Restoring Purpose

As I continue to preach through 1 Corinthians, focusing on Paul’s explanation of love being “the most excellent way” (1 Corinthians 12:31), I have to remind myself – all of us, actually – that Paul wrote this letter to a body of believers who were missing the point of God’s love (chapter 13), namely the fulfillment of God’s plan through Jesus’ death and resurrection (chapter 15). Because God loves the people he created and despite our ongoing sinful efforts to separate ourselves from God and others, he sent his Son Jesus to restore us to himself. John wrote, “This is love: not that we loved God, but that he loved us and sent his Son as an atoning sacrifice for our sins” (1 John 4:10).

God’s love reveals God’s purpose. Again, John wrote, “For God so loved the world that he gave his one and only Son, that whoever believes in him shall not perish but have eternal life” (John 3:16). I’m sure we understand this at a fundamental level, which is very personal. However, while it is important that each person know and understand the Good News of God’s love that leads to salvation through faith in Jesus, it is also important that we, the church as a whole, understand where that love should lead us. Since God’s love reveals God’s purpose of restoring sinful people to himself, the church must understand that our purpose, our mission is to participate in God’s work of restoration.
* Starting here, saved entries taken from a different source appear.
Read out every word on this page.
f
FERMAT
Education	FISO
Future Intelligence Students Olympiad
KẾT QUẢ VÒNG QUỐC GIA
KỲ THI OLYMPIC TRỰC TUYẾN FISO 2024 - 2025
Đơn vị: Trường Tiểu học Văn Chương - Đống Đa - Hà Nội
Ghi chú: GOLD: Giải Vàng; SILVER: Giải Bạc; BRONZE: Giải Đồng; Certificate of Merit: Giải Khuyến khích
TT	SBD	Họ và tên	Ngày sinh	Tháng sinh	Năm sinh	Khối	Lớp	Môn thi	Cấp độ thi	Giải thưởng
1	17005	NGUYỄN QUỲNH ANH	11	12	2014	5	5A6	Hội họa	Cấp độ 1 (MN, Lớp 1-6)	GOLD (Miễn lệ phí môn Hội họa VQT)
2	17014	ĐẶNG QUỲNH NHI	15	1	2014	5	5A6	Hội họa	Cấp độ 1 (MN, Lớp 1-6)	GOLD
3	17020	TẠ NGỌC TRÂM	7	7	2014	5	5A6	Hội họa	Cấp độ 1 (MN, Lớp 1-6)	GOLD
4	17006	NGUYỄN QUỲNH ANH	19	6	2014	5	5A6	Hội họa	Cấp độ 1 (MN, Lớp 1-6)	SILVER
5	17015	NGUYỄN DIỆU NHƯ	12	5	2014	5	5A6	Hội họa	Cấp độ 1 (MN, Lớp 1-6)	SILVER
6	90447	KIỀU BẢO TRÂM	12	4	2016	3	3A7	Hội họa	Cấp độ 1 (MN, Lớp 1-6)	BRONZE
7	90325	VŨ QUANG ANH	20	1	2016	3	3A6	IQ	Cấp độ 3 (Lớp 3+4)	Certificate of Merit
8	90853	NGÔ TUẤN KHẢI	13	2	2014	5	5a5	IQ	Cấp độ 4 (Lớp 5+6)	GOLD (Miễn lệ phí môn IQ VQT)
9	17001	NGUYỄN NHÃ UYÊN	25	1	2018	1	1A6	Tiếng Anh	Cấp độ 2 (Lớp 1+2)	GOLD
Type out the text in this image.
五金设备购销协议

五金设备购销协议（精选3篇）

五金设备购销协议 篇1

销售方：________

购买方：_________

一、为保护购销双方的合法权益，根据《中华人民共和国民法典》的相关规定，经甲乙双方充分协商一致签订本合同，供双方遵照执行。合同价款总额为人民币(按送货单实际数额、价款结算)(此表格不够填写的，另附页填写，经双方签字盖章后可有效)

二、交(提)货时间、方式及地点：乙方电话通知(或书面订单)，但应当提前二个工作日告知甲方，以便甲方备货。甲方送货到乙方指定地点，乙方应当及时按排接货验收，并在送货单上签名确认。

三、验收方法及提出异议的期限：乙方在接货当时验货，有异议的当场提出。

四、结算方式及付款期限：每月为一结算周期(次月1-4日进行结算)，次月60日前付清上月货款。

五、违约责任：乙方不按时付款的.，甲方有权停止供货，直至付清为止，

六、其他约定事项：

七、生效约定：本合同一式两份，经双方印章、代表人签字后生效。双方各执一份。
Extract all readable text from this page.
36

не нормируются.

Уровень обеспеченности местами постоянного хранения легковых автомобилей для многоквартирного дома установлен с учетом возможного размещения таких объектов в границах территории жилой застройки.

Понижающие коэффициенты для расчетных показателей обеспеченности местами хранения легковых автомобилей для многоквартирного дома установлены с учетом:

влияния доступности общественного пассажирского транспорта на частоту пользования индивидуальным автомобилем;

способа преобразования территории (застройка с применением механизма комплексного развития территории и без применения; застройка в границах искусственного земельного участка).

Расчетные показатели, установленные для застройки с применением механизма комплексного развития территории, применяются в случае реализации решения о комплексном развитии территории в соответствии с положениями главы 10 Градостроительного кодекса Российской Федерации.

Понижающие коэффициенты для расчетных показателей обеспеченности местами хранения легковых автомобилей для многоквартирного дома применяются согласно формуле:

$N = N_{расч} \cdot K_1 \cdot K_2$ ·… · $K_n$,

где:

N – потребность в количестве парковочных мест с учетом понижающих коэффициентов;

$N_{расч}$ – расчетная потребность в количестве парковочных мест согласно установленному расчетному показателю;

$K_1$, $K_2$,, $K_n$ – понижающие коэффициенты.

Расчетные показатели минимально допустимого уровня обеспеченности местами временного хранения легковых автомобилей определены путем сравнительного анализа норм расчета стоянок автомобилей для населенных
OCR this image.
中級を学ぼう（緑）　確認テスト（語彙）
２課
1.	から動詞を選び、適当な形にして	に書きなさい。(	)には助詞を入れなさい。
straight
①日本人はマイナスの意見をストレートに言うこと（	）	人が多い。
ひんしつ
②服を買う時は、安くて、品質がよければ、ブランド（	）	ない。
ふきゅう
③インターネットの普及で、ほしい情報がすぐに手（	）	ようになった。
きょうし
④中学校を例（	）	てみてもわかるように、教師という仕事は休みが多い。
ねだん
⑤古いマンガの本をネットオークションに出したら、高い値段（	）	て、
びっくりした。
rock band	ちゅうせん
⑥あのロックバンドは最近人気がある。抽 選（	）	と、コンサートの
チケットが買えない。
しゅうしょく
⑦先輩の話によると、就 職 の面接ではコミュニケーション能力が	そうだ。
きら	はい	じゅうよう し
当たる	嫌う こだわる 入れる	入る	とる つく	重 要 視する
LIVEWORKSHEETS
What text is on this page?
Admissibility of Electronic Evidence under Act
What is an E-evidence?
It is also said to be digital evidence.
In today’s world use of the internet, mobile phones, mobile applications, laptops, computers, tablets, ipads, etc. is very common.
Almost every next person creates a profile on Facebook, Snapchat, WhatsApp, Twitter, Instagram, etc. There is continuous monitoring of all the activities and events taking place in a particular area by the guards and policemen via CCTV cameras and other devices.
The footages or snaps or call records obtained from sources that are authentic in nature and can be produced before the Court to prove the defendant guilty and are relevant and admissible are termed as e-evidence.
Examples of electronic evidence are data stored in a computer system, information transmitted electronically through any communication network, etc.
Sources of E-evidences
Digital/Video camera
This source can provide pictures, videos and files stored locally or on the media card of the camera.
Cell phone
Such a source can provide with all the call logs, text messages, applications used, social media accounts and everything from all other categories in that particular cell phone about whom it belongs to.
Paul explains God’s purpose for the church this way, writing in Ephesians 3:10-12:

His intent was that now, through the church, the manifold wisdom of God should be made known to the rulers and authorities in the heavenly realms, according to his eternal purpose that he accomplished in Christ Jesus our Lord. In him and through faith in him we may approach God with freedom and confidence.

God’s purpose for the church is to reveal the fulfillment of his plan to reconcile the world to himself through Jesus.

Unfortunately, throughout the history of the church, we, the church, have missed the point or simply shirked our responsibility to fulfill our purpose. Many times, as we’ve seen with the church in Corinth, many individuals within the church have focused solely on their own salvation – getting it and keeping it – at the expense of the church and its unity as the body of Christ and at the expense of the world that still needs to hear, see, and experience God’s restoring love. As individuals focus on their own wants and needs, their own faith, gifts, and experiences, they lose sight of the Good News of God’s love for the world and keep it to themselves. That’s when the church becomes the “holy huddle,” a collection of people who gather around God because of what he gives, being content to spend a few hours together Sunday morning, singing the right songs, hearing the right words, and doing the right things. It sounds right; it looks right; it might even feel right, but it’s not quite right.

Church, if that’s as far as we’re going to take our faith, we need to restore our purpose. Peter explains our purpose as the church in this way, writing in 1 Peter 2:9-12:

But you are a chosen people, a royal priesthood, a holy nation, God’s special possession, that you may declare the praises of him who called you out of darkness into his wonderful light. Once you were not a people, but now you are the people of God; once you had not received mercy, but now you have received mercy. Dear friends, I urge you, as foreigners and exiles, to abstain from sinful desires, which wage war against your soul. Live such good lives among the pagans that, though they accuse you of doing wrong, they may see your good deeds and glorify God on the day he visits us.

Yes, we need to gather and praise God for who he is and what he has done through Jesus, but our purpose goes further than that. We need to keep our focus on Christ: knowing him, following him, reflecting him, and leading other people to him. We need to share his love and grace that we ourselves have received.